El hallazgo fue un alivio, pero no el precio: 319 mil pesos por “unas pastillitas”, señala decepcionado mientras simula sostener un diminuto frasco.
La ropa es otro de los inconvenientes, porque lo único que consigue son las camisas extragrandes.
Los pantalones que usa fueron hechos a la medida en Ureña, y tiene tres años con ellos, pero ya deben ser cambiados porque la angosta bota le incomoda al ponerlos y quitarlos.
Los zapatos son enviados por un fabricante alemán: Georg Wessels, quien los obsequia a las personas más altas del mundo.
Todo indica, otra vez, que llegó la hora de adecuar esta prenda, pues sus pies siguieron creciendo.
“Estos zapatos son talla 75, pero ya soy como 78 porque me quedan apretados, y eso que ayer llovió, y están aguaditos... Cuando están duros, me duele el pie”, dice mientras su tío recuerda que con menos de 10 años de edad calzaba 40.
Los pies no son lo único que lo aqueja, porque en su niñez los dolores de cabeza eran frecuentes, e indicaban el principio de su crecimiento.
“Me ponía achicopalado y luego tuve que ir al médico para el control y el tratamiento”, cuenta.
Los dolores de espalda, de oído, y dificultades para ver, que lo obligaban a sentarse en primera fila del salón “siendo el más grandote”, marcaron su desarrollo, controlado a tiempo.
De lo contrario, su cuerpo y su rostro se habrían deformado de forma irreversible.
“Gracias a Dios ya no tengo dolores de cabeza”, afirma, aunque ocasionalmente le dan mareos y se fatiga, pero hace lo posible por llevar una vida tranquila, alimentándose sanamente, sin pasar sus 120 kilos, y practicando deporte.
“No he cambiado por el título del Guinness Record; sigo siendo igual”, dice al sostener el libro que lo definió como el hombre vivo con los pies más grandes del mundo.
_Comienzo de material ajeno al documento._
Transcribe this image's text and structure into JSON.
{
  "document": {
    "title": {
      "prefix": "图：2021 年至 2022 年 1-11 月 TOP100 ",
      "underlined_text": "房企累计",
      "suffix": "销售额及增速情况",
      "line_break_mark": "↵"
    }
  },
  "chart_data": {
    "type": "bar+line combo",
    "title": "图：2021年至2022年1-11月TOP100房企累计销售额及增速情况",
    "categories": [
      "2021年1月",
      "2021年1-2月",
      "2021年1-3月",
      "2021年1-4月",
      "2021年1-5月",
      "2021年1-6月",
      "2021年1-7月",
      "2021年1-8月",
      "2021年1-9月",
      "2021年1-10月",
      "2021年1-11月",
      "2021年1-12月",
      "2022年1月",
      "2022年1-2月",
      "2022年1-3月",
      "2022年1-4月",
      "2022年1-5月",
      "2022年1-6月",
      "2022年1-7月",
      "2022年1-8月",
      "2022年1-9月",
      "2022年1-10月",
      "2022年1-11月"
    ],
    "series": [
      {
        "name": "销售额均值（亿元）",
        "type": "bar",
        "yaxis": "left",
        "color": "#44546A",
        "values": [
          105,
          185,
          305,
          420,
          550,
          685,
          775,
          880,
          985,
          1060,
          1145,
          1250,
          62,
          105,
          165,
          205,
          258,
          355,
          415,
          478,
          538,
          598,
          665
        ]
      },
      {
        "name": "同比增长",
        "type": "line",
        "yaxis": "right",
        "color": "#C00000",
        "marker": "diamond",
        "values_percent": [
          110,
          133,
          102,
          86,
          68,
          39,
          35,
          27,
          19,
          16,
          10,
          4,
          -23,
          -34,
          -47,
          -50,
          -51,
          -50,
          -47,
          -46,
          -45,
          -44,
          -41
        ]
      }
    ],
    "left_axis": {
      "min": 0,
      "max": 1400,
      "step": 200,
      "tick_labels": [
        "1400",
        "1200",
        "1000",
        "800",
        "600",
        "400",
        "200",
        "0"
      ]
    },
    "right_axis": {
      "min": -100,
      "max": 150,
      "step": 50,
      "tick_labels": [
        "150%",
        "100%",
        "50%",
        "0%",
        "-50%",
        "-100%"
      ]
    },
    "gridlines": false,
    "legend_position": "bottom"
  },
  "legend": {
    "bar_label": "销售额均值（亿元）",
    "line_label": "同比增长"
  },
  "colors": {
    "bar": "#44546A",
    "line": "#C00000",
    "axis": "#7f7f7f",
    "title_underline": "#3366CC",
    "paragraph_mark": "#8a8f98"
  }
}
Hoy espera que la embajada de los Estados Unidos le dé la visa para viajar a recoger el estímulo que le darían en Miami, pero hasta el momento no ha sido posible porque “no están dejando salir a nadie de Venezuela”.
Con paciencia espera que se dé la oportunidad y afirma que no pretende irse de su Venezuela, ni abandonar su trabajo, o sus metas.
Actualmente labora en una oficina del Instituto Nacional de Transporte Terrestre (Intt) y ha recibido otros apoyos del gobierno venezolano, como una casa propia y enseres a su medida.
Su sueño es ser chef. “Hago pollo al horno, parrilas, arroz con pollo, y me pongo a experimentar. Les iba a preparar algo ahora... Era una sorpresa, pero ya cayeron en cuenta...”, dice riendo junto a su familia.
Para lograr su cometido necesita dinero, pues en Venezuela el curso de seis meses cuesta 2 millones y medio de bolívares.
“Espero que se den las cosas; la paciencia es la virtud”, dice con absoluta serenidad, y con la infaltable sonrisa con la que narra cómo se ha golpeado en la cabeza una y otra vez, cómo se le partió una silla plástica y cómo duda cada vez que quiere usar un sanitario y “cuando veo la pocetica digo: esto se va a partir”, y mejor espera.
También quiere una camioneta modificada, “como la que le dieron al hombre más grande del mundo”, porque su carro está inservible.
Mientras tanto va con calma, poco a poco, en tanto se da el paso agigantado para convertirse en un cocinero de talla mayor.